AOCを取得した翌年の2001年の夏と秋に2回、そして昨年夏、14年ぶりに3度目の訪問を果たしました。AOC取得のため、また、シャトーデーにすばらしい共同のカーヴを建設することに情熱を注いできたひとりが、チーズの手配をしてくれるベルナール・ゴダール氏です。

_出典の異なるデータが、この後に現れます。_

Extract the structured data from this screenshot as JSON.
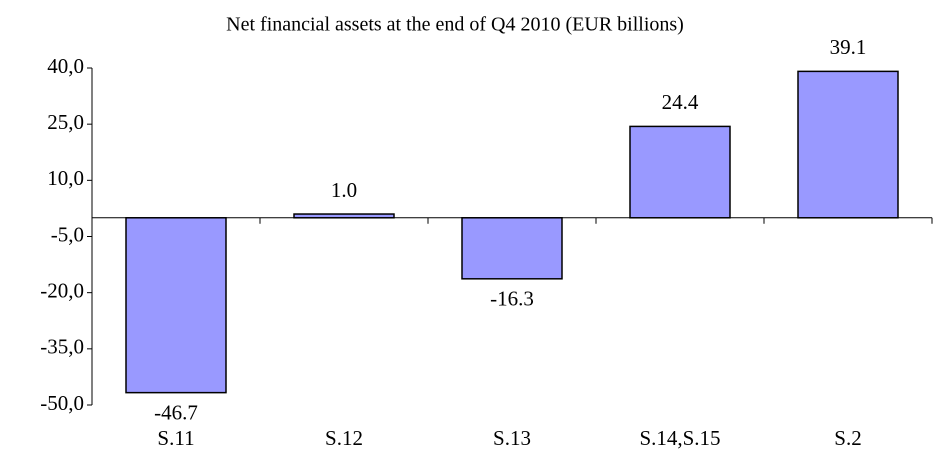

生産者は当時と変わらず今も約70軒。彼らはシャレを1~3つ持っており、雪どけとともに移動放牧が始まります。レティヴァの製造は5月10日から10月10日までと法律では決められていますが、その年の天候によって異なります。雪どけが遅ければ、あるいは冬が早くやってくれば、製造期間は短くなってしまうのです。
アルプスの麓の美しい放牧地、昨年6月は標高1700メートルのレティヴァ協会会長のアンショーさんのシャレの製造を見学させていただきました。薪を燃やし銅鍋で製造するのは昔と同じ、ただ重さを軽減するために、麻布に集めたカードを天井から滑車をつかって型にいれるような工夫がされていました。約40kgの大きな塊を何度もひっくり返して、布を取り替える作業は機械化ができませんから全て手作業で行われます。こうして伝統を守る人がいてくれるからこそ、レティヴァを楽しめるのです。
香ばしく、熟成した味噌のような味わいは日本の古き良き時代を彷彿させます。秋の夜長に日本酒と合わせて、じっくりとお楽しみいただきたいと思います。